While the music is written by Ivanušić (with the exception of electric bassist/drum programmer Robert Lajić’s ambling Replay Blues), the more down-the-center material feels both timeless and as if it’s already a part of the standards repertoire. The samba-esque Here and There features Ivanušić on tenor, his tone referencing Sonny Rollins on a solo that navigates the song’s dense changes with ease. Done shifts into a contemporary jazz space, but avoids the trappings of smooth jazz, despite Lajić’s drum program; closer in tone to Stanley Turrentine or, perhaps, the late Grover Washington Jr.’s cross-over jazz, with guitarist Ante Prgin and a soft horn section featuring trumpeter Antonio Geček, baritone saxophonist Andrej Henigman and Ivanušić’s own layered horns.

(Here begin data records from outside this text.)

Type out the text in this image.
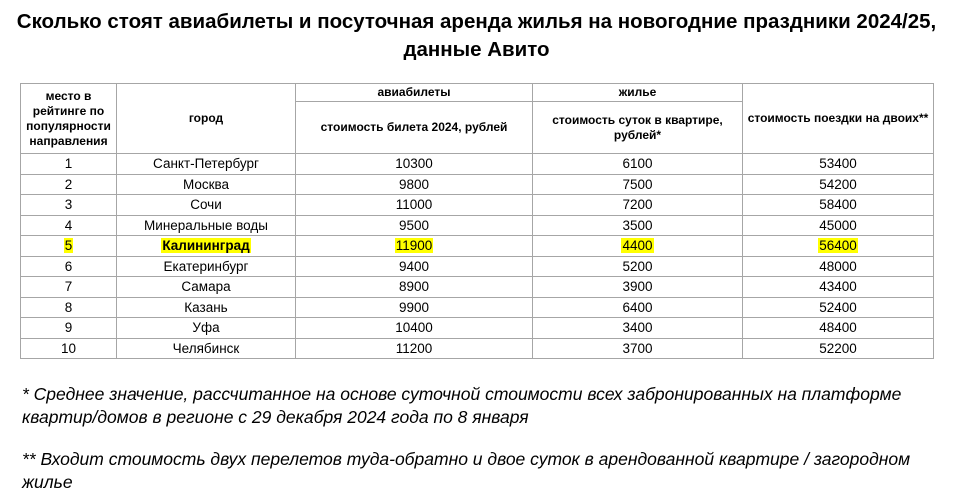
Сколько стоят авиабилеты и посуточная аренда жилья на новогодние праздники 2024/25,
данные Авито
место в рейтинге по популярности направления	город	авиабилеты	жилье	стоимость поездки на двоих**
		стоимость билета 2024, рублей	стоимость суток в квартире, рублей*	
1	Санкт-Петербург	10300	6100	53400
2	Москва	9800	7500	54200
3	Сочи	11000	7200	58400
4	Минеральные воды	9500	3500	45000
5	Калининград	11900	4400	56400
6	Екатеринбург	9400	5200	48000
7	Самара	8900	3900	43400
8	Казань	9900	6400	52400
9	Уфа	10400	3400	48400
10	Челябинск	11200	3700	52200
* Среднее значение, рассчитанное на основе суточной стоимости всех забронированных на платформе квартир/домов в регионе с 29 декабря 2024 года по 8 января
** Входит стоимость двух перелетов туда-обратно и двое суток в арендованной квартире / загородном жилье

After the decidedly traditional Replay Blues and Latin-esque Bigwig, the latter another changes-rich tune but this time featuring Ivanušić’ on alto, the music turns to modern mainstream. The 7/4-metered Four Odd possesses a persistent, Dave Holland-like groove courtesy of acoustic bassist Goran Rukavina, though drummer Bruno Domiter approaches the tune with a lighter touch than either of Holland’s recent drummers, Billy Kilson and Nate Smith. The title track, with Robert Lajić back on electric bass, hits harder and, despite the drum programming, feels completely natural and more akin to Holland’s recent quintet discs. Geček takes a melody-centric solo, with Ivanušić’ s scored horn arrangement pushing the transition to his own tenor feature, comfortably moving in and out of the harmonic center of the song’s unshakable groove and delivering his strongest solo of the set. The song builds inevitably; demonstrating just how much can be done with a repetitive, odd-metered riff and lengthy vamp.
Ivanušić returns to all-acoustic, traditional territory for the lovely ballad, Always My Love, gently swinging Simple Waltz (a feature for pianist Davor Ded ić) and more energetic yet uncannily relaxed Light-Hearted, where Ivanušić’s tenor carries the tune with another powerful solo.
Lost in Html Remix closes with a reprise of the title track’s effervescent groove but, with a busier, go-go drum program, keyboard washes and brighter feel, makes clear that Ivanušić is an artist with one foot firmly planted in the past while looking forward into the future. It’s an appropriate closer to an eclectic album that has the potential to draw traditionalists into the present (and, perhaps, the future), while giving fans of more contemporary jazz the chance to appreciate the value of knowing where the music comes from in order to move it further ahead.
Visit Zdenko Ivanušić on the web.
Personnel: Zdenko Ivanušić: alto saxophone (2, 4-7, 10), tenor saxophone (1-3, 6, 8-10); Davor Ded ić: keyboards and piano (1-5, 7-9); Goran Rukavina: acoustic bass (4, 5, 7-9); Bruno Domiter: drums (4, 5, 7-9); Robert Lajić: electric bass and drum programming (1-3, 6, 10); Antonio Geček: trumpet (2, 3, 6, 10); Andrej Henigman: baritone saxophone (2, 3, 6, 10); Ante Prgin: electric guitar (2).
Tracks: Here and There; Done; Replay Blues; Bigwig; Four Odd; Lost in Html; Always My Love; Simple Waltz; Light-Hearted; Lost in Html Remix.